Jumlah WNI yang terlibat dalam konflik ISIS angkanya hanya 1.000an. Sedangkan jumlah penduduknya 200 juta lebih. Namun demikian, meski dari sisi kuantitas kecil kewaspadaan tetap harus terus ditingkatkan jangan sampai lengah.
Apalagi hingga kini meski pemerintah dan masyarakat sudah bekerja keras untuk membentengi rakyat terutama generasi muda dari ancaman paham radikalisme dan terorisme.
“Namun proses radikalisasi tetap saja masih berlangsung terutama di kampus-kampus perguruan tinggi,” jelas dia.
Ini merupakan pekerjaan rumah besar bagi para pimpinan perguruan tinggi untuk menghentikannya. Tugas ini tidak ringan dan tidak mungkin perguruan tinggi mengerjakannya sendiri.
Perguruan tinggi baik negeri maupun swasta harus bekerja keras dan menjalin kerja sama dengan masyarakat untuk membersihkan diri dari pengaruh berbagai ideologi yang mengancam keselamatan bangsa.
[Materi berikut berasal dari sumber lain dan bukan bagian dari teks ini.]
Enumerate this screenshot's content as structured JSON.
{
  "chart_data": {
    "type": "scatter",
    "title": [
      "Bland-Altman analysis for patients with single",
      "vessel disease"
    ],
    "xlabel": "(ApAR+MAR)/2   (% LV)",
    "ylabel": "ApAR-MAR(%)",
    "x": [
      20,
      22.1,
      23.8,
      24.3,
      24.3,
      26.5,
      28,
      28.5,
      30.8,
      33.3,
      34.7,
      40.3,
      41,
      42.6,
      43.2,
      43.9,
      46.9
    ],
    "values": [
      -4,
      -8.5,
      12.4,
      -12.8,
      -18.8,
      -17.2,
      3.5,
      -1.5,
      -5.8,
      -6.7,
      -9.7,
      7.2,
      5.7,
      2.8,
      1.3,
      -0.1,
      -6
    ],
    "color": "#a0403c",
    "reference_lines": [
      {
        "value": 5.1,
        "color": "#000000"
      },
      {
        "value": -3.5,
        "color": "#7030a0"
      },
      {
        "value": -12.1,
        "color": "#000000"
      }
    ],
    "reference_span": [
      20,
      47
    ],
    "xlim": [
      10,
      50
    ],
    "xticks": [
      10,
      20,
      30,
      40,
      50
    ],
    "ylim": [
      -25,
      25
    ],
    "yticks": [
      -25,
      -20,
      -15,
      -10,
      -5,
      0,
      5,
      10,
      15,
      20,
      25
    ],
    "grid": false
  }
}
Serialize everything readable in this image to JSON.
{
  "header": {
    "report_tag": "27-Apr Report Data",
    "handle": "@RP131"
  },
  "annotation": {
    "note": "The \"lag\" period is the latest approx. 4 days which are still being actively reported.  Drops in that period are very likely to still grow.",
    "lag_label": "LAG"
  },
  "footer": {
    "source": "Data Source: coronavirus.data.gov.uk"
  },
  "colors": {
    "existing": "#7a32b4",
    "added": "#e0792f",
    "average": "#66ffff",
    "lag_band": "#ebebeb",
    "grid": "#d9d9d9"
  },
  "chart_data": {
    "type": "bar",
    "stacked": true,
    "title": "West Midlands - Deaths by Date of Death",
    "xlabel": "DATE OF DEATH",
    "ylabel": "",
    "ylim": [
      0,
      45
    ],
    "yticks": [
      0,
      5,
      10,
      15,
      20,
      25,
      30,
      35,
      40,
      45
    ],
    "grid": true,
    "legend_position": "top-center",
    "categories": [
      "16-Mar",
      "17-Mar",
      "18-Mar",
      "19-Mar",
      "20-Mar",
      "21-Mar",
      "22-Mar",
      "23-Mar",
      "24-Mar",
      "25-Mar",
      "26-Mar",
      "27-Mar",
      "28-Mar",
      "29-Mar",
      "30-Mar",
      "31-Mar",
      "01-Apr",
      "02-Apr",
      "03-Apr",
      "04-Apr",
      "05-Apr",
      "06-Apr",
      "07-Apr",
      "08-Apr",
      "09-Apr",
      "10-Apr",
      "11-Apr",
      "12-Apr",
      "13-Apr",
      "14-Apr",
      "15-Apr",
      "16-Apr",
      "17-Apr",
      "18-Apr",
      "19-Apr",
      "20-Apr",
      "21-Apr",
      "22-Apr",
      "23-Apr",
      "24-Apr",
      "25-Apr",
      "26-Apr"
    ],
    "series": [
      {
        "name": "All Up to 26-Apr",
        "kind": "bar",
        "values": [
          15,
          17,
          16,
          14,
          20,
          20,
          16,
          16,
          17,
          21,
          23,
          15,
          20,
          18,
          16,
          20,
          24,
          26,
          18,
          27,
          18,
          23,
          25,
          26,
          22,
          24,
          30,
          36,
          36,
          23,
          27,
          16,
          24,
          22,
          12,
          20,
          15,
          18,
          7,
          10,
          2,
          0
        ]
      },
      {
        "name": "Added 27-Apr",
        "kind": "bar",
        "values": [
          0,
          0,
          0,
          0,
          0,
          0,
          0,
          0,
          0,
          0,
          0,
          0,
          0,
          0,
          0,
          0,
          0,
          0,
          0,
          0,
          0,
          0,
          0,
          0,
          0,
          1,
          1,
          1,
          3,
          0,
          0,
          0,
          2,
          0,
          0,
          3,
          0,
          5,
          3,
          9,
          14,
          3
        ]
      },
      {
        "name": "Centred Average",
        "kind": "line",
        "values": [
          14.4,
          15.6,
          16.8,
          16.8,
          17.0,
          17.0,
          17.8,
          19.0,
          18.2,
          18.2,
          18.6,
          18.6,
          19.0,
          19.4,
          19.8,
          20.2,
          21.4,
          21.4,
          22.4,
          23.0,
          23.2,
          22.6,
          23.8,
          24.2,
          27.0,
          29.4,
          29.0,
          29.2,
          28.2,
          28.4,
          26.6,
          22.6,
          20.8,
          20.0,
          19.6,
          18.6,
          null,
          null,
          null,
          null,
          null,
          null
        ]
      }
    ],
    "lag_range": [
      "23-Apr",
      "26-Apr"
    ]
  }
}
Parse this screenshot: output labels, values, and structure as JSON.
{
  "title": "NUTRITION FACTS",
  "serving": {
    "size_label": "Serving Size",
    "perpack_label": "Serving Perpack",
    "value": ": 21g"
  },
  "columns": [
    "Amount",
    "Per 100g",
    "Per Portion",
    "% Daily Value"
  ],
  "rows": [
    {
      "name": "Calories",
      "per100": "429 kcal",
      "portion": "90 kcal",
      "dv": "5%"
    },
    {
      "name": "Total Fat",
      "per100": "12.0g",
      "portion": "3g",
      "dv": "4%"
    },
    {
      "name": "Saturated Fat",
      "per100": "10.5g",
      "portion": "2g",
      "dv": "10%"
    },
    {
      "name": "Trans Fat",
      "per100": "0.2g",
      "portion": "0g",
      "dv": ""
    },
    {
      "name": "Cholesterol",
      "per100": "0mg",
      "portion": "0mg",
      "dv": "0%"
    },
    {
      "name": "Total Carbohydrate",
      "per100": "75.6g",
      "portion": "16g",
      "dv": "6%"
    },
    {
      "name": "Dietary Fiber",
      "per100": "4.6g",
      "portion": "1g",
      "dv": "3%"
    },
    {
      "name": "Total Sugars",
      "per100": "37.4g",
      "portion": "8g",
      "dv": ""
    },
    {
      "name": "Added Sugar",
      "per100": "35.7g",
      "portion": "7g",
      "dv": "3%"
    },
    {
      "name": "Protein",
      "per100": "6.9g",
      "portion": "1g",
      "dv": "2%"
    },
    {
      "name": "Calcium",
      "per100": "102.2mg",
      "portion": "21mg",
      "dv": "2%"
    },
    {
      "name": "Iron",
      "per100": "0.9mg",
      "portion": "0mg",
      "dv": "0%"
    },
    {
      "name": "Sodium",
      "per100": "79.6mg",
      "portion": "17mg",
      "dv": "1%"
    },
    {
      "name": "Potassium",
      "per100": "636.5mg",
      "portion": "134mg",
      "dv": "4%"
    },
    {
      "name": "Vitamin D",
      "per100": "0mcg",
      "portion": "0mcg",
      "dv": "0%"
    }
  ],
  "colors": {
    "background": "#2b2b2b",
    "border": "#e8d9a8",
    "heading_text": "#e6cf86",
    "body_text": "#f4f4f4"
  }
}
“Masih berlangsungnya proses radikalisasi itu bisa dilihat dari masih maraknya perilaku intoleransi di masyarakat kampus yang nyaris tidak bisa dibendung, sehingga menjadikan bayang-bayang radikalisasi kampus terus menggelayuti dunia pendidikan nasional,” beber dia.
Intoleransi merupakan benih dan pemicu awal berkembangnya radikalisasi. Karena itu harus ditempuh upaya-upaya dini agar jangan sampai gerakan intoleransi menyusup ke lingkungan kampus baik mahasiswa, dosen maupun karyawan dan lingkungan di sekitar kampus.